O PRIMO

12/03/2011 20:48

 

 

O ônibus ia lento pelo trânsito da Paulista. A certa altura, parando num ponto, os passageiros observam pela janela um carro do ano parado pela polícia. Dois tipos sob revista, com as mãos apoiadas sobre o capô, tinham jeito de quem só espera o time jogar prá poder aprontar. Na avenida cartão postal de São Paulo, num carrão daquele, com aquelas caras, estavam mais é pedindo que brecassem tanta bandeira!

Um rapaz alto, forte, que havia dado sinal para o ônibus parar, entra no coletivo em meio aos comentários dos passageiros de que o tal carro só poderia ter sido roubado. O rapaz, com cara mais de primo não transgressor dos sujeitos ali na calçada, passa pela catraca e senta-se próximo ao cobrador, tratando logo de demonstrar que estava inteirado dos comentários, sentenciando para todo mundo ouvir que uns tipos daqueles não poderiam ter aquele carrão.

E a todo volume, indicando que era um tipo honesto (não necessariamente trabalhador) inicia conversa com o cobrador:

-Ainda vou ter um carro para andar por aí...!

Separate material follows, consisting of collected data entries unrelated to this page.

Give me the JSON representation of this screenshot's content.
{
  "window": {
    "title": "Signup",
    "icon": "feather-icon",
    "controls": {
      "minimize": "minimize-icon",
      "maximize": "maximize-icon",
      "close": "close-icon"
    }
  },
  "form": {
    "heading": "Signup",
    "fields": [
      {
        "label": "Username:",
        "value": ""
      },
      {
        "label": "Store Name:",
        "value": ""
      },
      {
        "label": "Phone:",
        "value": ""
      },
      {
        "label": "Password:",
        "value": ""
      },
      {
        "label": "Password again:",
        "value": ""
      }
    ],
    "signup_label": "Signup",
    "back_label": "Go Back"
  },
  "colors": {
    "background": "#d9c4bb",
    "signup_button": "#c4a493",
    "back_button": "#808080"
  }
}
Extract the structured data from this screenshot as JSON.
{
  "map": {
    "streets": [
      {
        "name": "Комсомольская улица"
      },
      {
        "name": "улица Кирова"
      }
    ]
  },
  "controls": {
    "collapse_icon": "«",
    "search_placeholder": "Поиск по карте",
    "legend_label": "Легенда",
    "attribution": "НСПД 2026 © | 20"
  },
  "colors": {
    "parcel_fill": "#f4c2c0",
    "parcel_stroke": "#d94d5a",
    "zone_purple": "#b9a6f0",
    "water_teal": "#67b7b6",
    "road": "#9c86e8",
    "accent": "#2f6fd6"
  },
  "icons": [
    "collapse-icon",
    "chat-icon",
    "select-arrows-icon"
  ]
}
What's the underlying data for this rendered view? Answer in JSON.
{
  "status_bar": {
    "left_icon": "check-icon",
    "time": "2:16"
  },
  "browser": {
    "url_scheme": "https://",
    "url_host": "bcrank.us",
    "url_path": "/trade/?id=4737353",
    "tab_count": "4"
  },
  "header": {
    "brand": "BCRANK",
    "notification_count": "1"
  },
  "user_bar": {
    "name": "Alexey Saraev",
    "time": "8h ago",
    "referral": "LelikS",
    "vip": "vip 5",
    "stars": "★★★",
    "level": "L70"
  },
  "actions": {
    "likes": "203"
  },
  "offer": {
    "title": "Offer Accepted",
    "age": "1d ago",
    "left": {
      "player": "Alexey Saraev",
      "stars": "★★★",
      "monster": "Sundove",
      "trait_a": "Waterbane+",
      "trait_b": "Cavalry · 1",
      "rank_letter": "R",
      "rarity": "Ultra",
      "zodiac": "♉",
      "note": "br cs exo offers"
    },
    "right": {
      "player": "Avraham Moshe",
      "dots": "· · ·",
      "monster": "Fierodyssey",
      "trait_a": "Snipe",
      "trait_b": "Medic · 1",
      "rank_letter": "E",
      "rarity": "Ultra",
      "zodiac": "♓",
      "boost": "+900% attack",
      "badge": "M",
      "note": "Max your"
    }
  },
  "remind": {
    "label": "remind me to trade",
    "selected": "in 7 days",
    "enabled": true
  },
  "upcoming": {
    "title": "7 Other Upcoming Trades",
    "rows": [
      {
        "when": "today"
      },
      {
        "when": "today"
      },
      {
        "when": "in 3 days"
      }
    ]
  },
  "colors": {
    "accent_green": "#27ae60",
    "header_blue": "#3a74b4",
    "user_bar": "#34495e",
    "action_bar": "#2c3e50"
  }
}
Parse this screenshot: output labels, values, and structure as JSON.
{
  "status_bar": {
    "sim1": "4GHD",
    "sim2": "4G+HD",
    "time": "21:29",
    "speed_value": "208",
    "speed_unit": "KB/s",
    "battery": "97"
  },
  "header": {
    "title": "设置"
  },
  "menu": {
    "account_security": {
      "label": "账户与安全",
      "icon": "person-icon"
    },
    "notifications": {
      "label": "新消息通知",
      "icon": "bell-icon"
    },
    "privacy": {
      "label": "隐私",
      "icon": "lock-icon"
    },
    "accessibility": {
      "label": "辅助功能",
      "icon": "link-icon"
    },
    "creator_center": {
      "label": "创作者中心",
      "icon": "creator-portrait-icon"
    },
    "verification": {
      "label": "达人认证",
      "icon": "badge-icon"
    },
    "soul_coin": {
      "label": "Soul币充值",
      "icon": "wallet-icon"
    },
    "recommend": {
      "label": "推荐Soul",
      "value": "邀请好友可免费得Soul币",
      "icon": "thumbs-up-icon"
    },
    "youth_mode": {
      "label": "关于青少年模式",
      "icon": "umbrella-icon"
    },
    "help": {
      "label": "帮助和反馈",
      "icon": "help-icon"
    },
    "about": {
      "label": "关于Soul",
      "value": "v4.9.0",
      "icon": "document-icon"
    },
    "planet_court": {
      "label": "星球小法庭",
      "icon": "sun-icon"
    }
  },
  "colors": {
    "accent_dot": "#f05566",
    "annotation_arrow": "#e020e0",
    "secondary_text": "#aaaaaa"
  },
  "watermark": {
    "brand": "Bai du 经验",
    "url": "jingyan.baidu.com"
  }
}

- O meu fica sempre guardado na garagem e só saio com ele no meu dia de folga, comenta todo orgulhoso o cobrador.

Sem esconder o espanto de como um cobrador de ônibus, assalariado, possuía um carro, e sem baixar o tom de voz, o rapaz indagou: como é que pode? Dá prá cobrador ter carro?

- É que eu sou deficiente, então consegui crédito a juros baixos para comprar o carro, isenção de imposto...!

- Você...!!! deficiente??? Nem parece! Que deficiência você tem? Interrogava o primo enquanto todos os olhares se dirigiam indiscretamente de alto a baixo examinando o cobrador.

Condoído de si mesmo, num tom de quem conta um segredo enquanto todo o pessoal do ônibus levanta levemente as orelhas para não perder a conversa, o cobrador gaguejou: é...é que eu tenho um problema na perna...

-Que problema??? (a voz mais alta ainda!)

Quase em sussurro, o cobrador, entre a humildade e a vergonha, contou que ao nascer seu pequeno corpo escorregara das mãos da médica e ao bater com a cabeça no chão ficara com uma lesão no cérebro que prejudicou o desenvolvimento normal de uma de suas pernas.

-Nooossa!!! Não dá nem prá perceber..., mais em vez de gastar dinheiro comprando um carro você deveria gastar para estudar, ou você vai querer ficar de cobrador a vida inteira, interroga o primo, gerenciando a vida do outro.

Balançando a cabeça, como quem já havia refletido longamente sobre o assunto, comentou: é, eu gostaria de fazer medicina...

Não deu nem prá terminar a frase. O primo, com ar de suprema inteligência e de detentor de ótimo humor lascou: já sei, é prá você se vingar da médica e ficar derrubando um monte de criança!

Aí, o cobrador não agüentou. Saltou do banco, com toda a dificuldade que a deficiência lhe permitia (e que todos constataram ser verídica), chamou o primo prá sair no tapa, mandando-o calar a boca, que brincadeira tem limite e coisa e tal!

Tive que descer, mas acho que o diálogo não chegou às vias de fato, mas deve ter calado a boca do invejoso intrometido por um bom tempo!